二十分钟后,肯恩在被烧毁的楼梯底部捡到它。一开始,他没有认出那是什么。火焰已将原本细致的雕工融铸得一塌糊涂,但在认出它的那一刻,他的心头有如被狠狠地戮了一刀。
镂空银发梳。他曾多次看过它插在如黑色丝缎、狂野奔放的长发里。
他注视着手上的银梳,某种温柔、脆弱的感情像水晶般碎裂了。取代的是强烈的讥诮、恨意和自我厌恶。他真是个软弱、愚蠢至极的傻瓜!
他将银梳收进口袋里,走出被焚毁的工厂,脸庞扭曲,刻蚀着致命的恨意。
她报复过──现在轮到他了。
第十五章
他在快中午时找到了她。她蜷缩在内战期间、被丢弃在农场北方边缘的旧马车底下。他瞧见她脸上和手臂的烟灰,蓝洋装上烧灼的痕迹。难以置信地,她竟然熟睡着。他用靴跟踢了踢她的臀部。
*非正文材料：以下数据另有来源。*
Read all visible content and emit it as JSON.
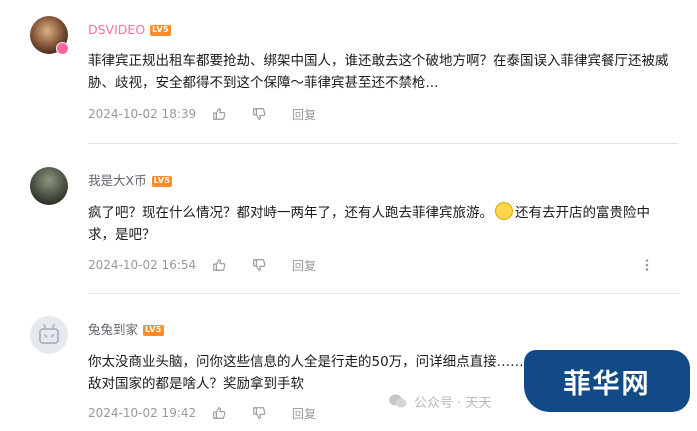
{
  "comments": [
    {
      "username": "DSVIDEO",
      "level": "LV5",
      "avatar_badge": "大",
      "content": "菲律宾正规出租车都要抢劫、绑架中国人，谁还敢去这个破地方啊？在泰国误入菲律宾餐厅还被威胁、歧视，安全都得不到这个保障～菲律宾甚至还不禁枪...",
      "time": "2024-10-02 18:39",
      "reply_label": "回复"
    },
    {
      "username": "我是大X币",
      "level": "LV5",
      "content_before_emoji": "疯了吧？现在什么情况？都对峙一两年了，还有人跑去菲律宾旅游。",
      "content_after_emoji": "还有去开店的富贵险中求，是吧？",
      "time": "2024-10-02 16:54",
      "reply_label": "回复"
    },
    {
      "username": "兔兔到家",
      "level": "LV5",
      "content": "你太没商业头脑，问你这些信息的人全是行走的50万，问详细点直接……敌对国家的都是啥人？奖励拿到手软",
      "time": "2024-10-02 19:42",
      "reply_label": "回复"
    }
  ],
  "watermark": {
    "text": "公众号 · 天天"
  },
  "brand": {
    "text": "菲华网"
  },
  "colors": {
    "vip_name": "#fb7299",
    "level_badge": "#ff8c28",
    "brand_bg": "#114a86"
  },
  "icons": [
    "like-icon",
    "dislike-icon",
    "more-icon",
    "wechat-icon"
  ]
}
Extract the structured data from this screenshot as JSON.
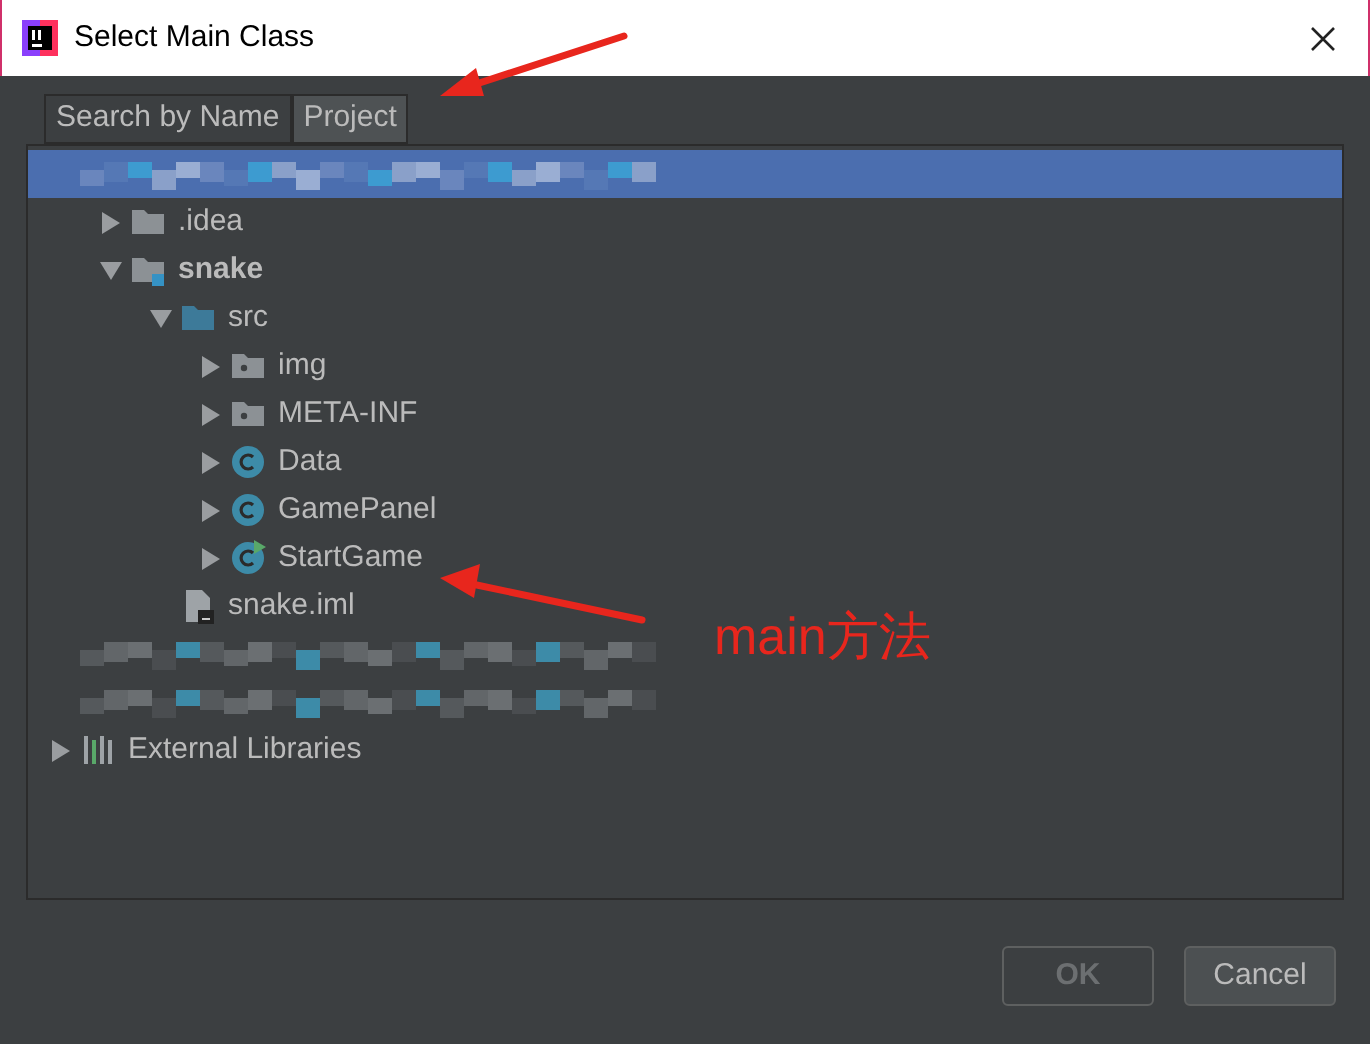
{
  "window": {
    "title": "Select Main Class"
  },
  "tabs": [
    {
      "label": "Search by Name",
      "selected": false
    },
    {
      "label": "Project",
      "selected": true
    }
  ],
  "tree": [
    {
      "kind": "blurred",
      "selected": true,
      "expanded": true,
      "children": [
        {
          "kind": "folder",
          "label": ".idea",
          "expanded": false,
          "selected": false
        },
        {
          "kind": "module",
          "label": "snake",
          "bold": true,
          "expanded": true,
          "selected": false,
          "children": [
            {
              "kind": "source",
              "label": "src",
              "expanded": true,
              "selected": false,
              "children": [
                {
                  "kind": "package",
                  "label": "img",
                  "expanded": false,
                  "selected": false
                },
                {
                  "kind": "package",
                  "label": "META-INF",
                  "expanded": false,
                  "selected": false
                },
                {
                  "kind": "class",
                  "label": "Data",
                  "expanded": false,
                  "selected": false
                },
                {
                  "kind": "class",
                  "label": "GamePanel",
                  "expanded": false,
                  "selected": false
                },
                {
                  "kind": "main-class",
                  "label": "StartGame",
                  "expanded": false,
                  "selected": false
                }
              ]
            },
            {
              "kind": "file",
              "label": "snake.iml",
              "selected": false
            }
          ]
        }
      ]
    },
    {
      "kind": "blurred",
      "selected": false
    },
    {
      "kind": "blurred",
      "selected": false
    },
    {
      "kind": "library",
      "label": "External Libraries",
      "expanded": false,
      "selected": false
    }
  ],
  "buttons": [
    {
      "label": "OK",
      "disabled": true
    },
    {
      "label": "Cancel",
      "disabled": false
    }
  ],
  "annotation": {
    "text": "main方法"
  }
}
她睁开眼睛。他背着太阳而立,她看到的只是个高大、充满威胁性的身影,然而她直觉知道是他。她试图要爬起来,但他用靴子踩住她的裙襬,将她定在原地。
「妳什么地方都不会去。」
一把被烧得漆黑的银发梳落到她面前。
「下一次妳想要纵火时,记得别留下名片。」
她的胃里翻搅,勉强沙嗄地低语。「让我解释。」这么说真是愚蠢极了。她能够怎样解释?
他微侧着头,挡住阳光。她畏缩了一下,瞧见他冷硬、毫无感情的灰眸。幸好他又动了一下,阳光再度刺花她的眼睛。
「布莱登是帮凶吗?」
「不!莱登绝不会做这种──」莱登不会做出这种事,但她会。她用掌背擦拭干涩的唇,试着要站起来,但他不肯挪开脚。
「我很抱歉。」这些字句一点也不合适。
「我相信妳很抱歉火势没有扩展,烧毁了一切。」
「不,不是的──『日升之光』是我的生命,」她的喉咙因为吸多了烟雾而干涩,但她首先得试着解释。「我一直要的就只有农场。我……需要嫁给布莱登,才能取得信托基金里的钱。我打算用它来向你买回『日升之光』。」
「而妳打算怎样让我愿意卖掉它?再纵一次火?」
「不,昨晚发生的事是……是……」她深呼吸。「我看过了帐簿,知道你扩张过快。只要有一季收成不好,你就会周转不过来,而我得准备钱等着。我不会趁火打劫,而是会开给你一个公平的价格──而且我不要纺棉厂。」
「因此妳才坚持要结婚。我猜即使是布家人,也会为了钱而结婚。」
「不是那样的。我们喜欢彼此,只是……」她的声音逸去。再争辩又有何用?他是对的。
他的靴子离开她的裙襬,走向「维达」。他会怎样处置她呢?不管他怎么做,都不可能比他原先计划的更糟了。将她送回纽约就像杀了她一样。
他走回来,手上拿着水壶。「喝下去。」
她接过水壶,口渴得几乎喝光了全部。一直到她将水壶递还给他,她才看到他手上的绳子。
在她能够有所动作之前,他已经抓住她的手腕,绕了个绳圈。
「不,不要,白肯恩!」
他将绳子的另一端绑在旧马车的轮轴上,径自走向「维达」,没有回答她。
「等等,你想做什么?」
他翻身上马,一夹马腹,就像来时一样突兀地消失了。
下午缓慢、痛苦地过去。他绑得极有技巧,不至于紧得瘀伤了她的肌肤,但也让她无法挣扎。她的肩膀因为不自然的坐姿而酸痛,蚊蝇在她身边嗡嗡绕,而且她的肚子饿得咕噜叫。但想到食物就令她想吐,她的心里充满了自我厌恶。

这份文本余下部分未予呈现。